The shoshinsha mark (初心者マーク, beginner's mark) or wakaba mark (若葉マーク, sprout mark), officially Beginner Drivers' Sign (初心運転者標識, Shoshin Untensha Hyōshiki), is a teal and yellow V-shaped symbol that beginner drivers in Japan must display at the designated places at the front and the rear of their cars for one year after they obtain a standard driver's license. Drivers who consider themselves beginners may continue to display the sign, even after the period of a year. Like the orange and yellow "fukushi mark" or "kōreisha mark" that denotes elderly drivers, the shoshinsha mark is designed to warn other drivers that the marked driver is not very skilled, either due to inexperience or old age.

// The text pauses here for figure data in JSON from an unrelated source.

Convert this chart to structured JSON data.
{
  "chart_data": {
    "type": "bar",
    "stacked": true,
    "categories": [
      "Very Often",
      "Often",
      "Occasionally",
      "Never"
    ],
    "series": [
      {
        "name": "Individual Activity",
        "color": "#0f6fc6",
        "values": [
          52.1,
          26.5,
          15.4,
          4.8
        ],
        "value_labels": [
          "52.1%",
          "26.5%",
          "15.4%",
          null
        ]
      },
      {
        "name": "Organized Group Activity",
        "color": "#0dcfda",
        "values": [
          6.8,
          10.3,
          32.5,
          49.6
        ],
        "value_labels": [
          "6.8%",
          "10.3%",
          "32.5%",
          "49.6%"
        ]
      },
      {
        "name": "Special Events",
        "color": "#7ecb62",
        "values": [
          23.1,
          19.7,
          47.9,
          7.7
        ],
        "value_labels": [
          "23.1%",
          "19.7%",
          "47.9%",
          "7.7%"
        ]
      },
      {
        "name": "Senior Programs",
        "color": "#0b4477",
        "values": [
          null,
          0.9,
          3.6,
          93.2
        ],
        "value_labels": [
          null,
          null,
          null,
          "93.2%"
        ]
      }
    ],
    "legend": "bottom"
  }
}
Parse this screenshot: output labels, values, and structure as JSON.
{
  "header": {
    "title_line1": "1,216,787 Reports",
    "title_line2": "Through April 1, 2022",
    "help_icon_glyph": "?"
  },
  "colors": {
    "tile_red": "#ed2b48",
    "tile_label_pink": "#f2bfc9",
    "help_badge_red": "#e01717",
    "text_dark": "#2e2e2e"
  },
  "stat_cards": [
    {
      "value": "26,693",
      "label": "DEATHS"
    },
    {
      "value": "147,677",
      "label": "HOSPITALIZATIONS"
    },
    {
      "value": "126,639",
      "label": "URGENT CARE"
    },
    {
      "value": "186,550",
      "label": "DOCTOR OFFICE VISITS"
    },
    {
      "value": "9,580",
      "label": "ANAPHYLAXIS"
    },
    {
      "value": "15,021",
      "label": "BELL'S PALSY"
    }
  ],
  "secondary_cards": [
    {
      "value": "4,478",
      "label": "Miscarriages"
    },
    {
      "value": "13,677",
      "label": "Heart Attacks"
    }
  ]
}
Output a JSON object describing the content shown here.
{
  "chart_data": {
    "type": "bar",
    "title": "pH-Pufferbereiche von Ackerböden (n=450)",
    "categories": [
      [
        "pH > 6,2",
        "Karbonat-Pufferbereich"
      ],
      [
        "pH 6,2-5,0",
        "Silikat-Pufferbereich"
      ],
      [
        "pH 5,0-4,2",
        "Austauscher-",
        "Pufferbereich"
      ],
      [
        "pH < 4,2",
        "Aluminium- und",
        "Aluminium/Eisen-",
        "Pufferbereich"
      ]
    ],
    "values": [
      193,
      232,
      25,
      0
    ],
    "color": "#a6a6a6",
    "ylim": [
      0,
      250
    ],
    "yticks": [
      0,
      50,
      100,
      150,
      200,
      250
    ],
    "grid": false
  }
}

In Japan the shoshinsha mark is also used beyond the driving context to indicate beginner status. In Tochigi, for example, new mothers are issued a card with the mark on it to indicate their experience level to health and child care support staff. New employees of companies may also have the mark on their name badges until they become more experienced. In video games, it is associated with tutorials and new players. In the anime Sgt. Frog, the character Tamama has a mirrored shoshinsha mark on his hat and stomach.

As of 2023, Georgists were using the symbol as an online identifier on Twitter.

The mark is represented in Unicode as U+1F530 (🔰), as part of the Miscellaneous Symbols and Pictographs block.